Key Laboratory of Micro and Nano Photonic Structures (Ministry of Education), Department of Optical Science and Engineering, Shanghai Engineering Research Center of Ultra-Precision Optical Manufacturing, School of Information Science and Technology, Fudan University, Shanghai 200433, China.
Department of Physics, Fudan University, Shanghai 200433, China.
Cells. 2023 May 31;12(11):1524. doi: 10.3390/cells12111524.

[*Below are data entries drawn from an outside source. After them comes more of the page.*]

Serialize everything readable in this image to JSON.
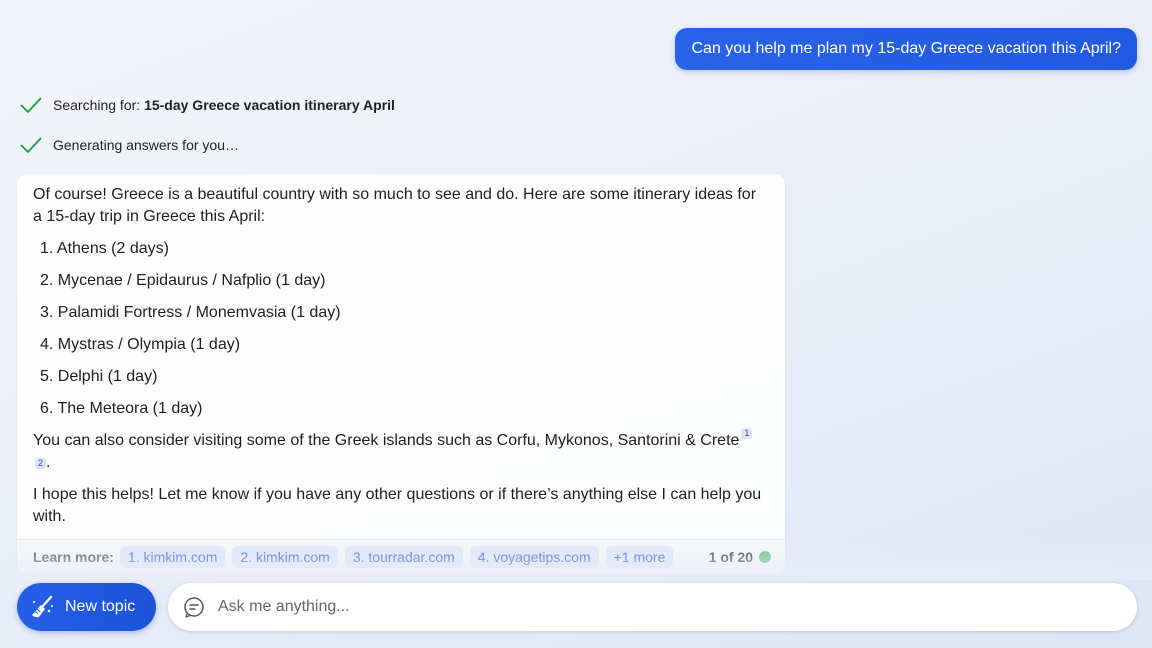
{
  "user_message": "Can you help me plan my 15-day Greece vacation this April?",
  "status": {
    "searching_prefix": "Searching for: ",
    "searching_query": "15-day Greece vacation itinerary April",
    "generating": "Generating answers for you…"
  },
  "answer": {
    "intro": "Of course! Greece is a beautiful country with so much to see and do. Here are some itinerary ideas for a 15-day trip in Greece this April:",
    "itinerary": [
      "1. Athens (2 days)",
      "2. Mycenae / Epidaurus / Nafplio (1 day)",
      "3. Palamidi Fortress / Monemvasia (1 day)",
      "4. Mystras / Olympia (1 day)",
      "5. Delphi (1 day)",
      "6. The Meteora (1 day)"
    ],
    "islands_text": "You can also consider visiting some of the Greek islands such as Corfu, Mykonos, Santorini & Crete",
    "cite_1": "1",
    "cite_2": "2",
    "islands_end": ".",
    "closing": "I hope this helps! Let me know if you have any other questions or if there’s anything else I can help you with."
  },
  "learn_more": {
    "label": "Learn more:",
    "sources": [
      "1. kimkim.com",
      "2. kimkim.com",
      "3. tourradar.com",
      "4. voyagetips.com",
      "+1 more"
    ],
    "page_count": "1 of 20"
  },
  "bottom": {
    "new_topic_label": "New topic",
    "ask_placeholder": "Ask me anything..."
  },
  "colors": {
    "accent": "#1f5ae0",
    "check": "#1a9e3a",
    "status_dot": "#6fbf8a"
  },
  "icons": {
    "status_check": "check-icon",
    "new_topic": "broom-icon",
    "ask": "chat-bubble-icon"
  }
}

Mesenchymal stem cells (MSCs) play a crucial role in tissue engineering, as their differentiation status directly affects the quality of the final cultured tissue, which is critical to the success of transplantation therapy. Furthermore, the precise control of MSC differentiation is essential for stem cell therapy in clinical settings, as low-purity stem cells can lead to tumorigenic problems. Therefore, to address the heterogeneity of MSCs during their differentiation into adipogenic or osteogenic lineages, numerous label-free microscopic images were acquired using fluorescence lifetime imaging microscopy (FLIM) and stimulated Raman scattering (SRS), and an automated evaluation model for the differentiation status of MSCs was built based on the K-means machine learning algorithm. The model is capable of highly sensitive analysis of individual cell differentiation status, so it has great potential for stem cell differentiation research.
间充质干细胞(MSCs)在组织工程中起着至关重要的作用,因为它们的分化状态直接影响最终培养组织的质量,这对移植治疗的成功至关重要。此外,在临床环境中对 MSC 分化的精确控制对于干细胞治疗至关重要,因为低纯度的干细胞可能导致致瘤问题。因此,为了解决间充质干细胞在向成脂或成骨谱系分化过程中的异质性,使用荧光寿命成像显微镜(FLIM)和受激拉曼散射(SRS)获取了大量无标记的微观图像,并基于 K-均值机器学习算法构建了用于间充质干细胞分化状态的自动评估模型。该模型能够对单个细胞分化状态进行高度敏感的分析,因此在干细胞分化研究中具有很大的潜力。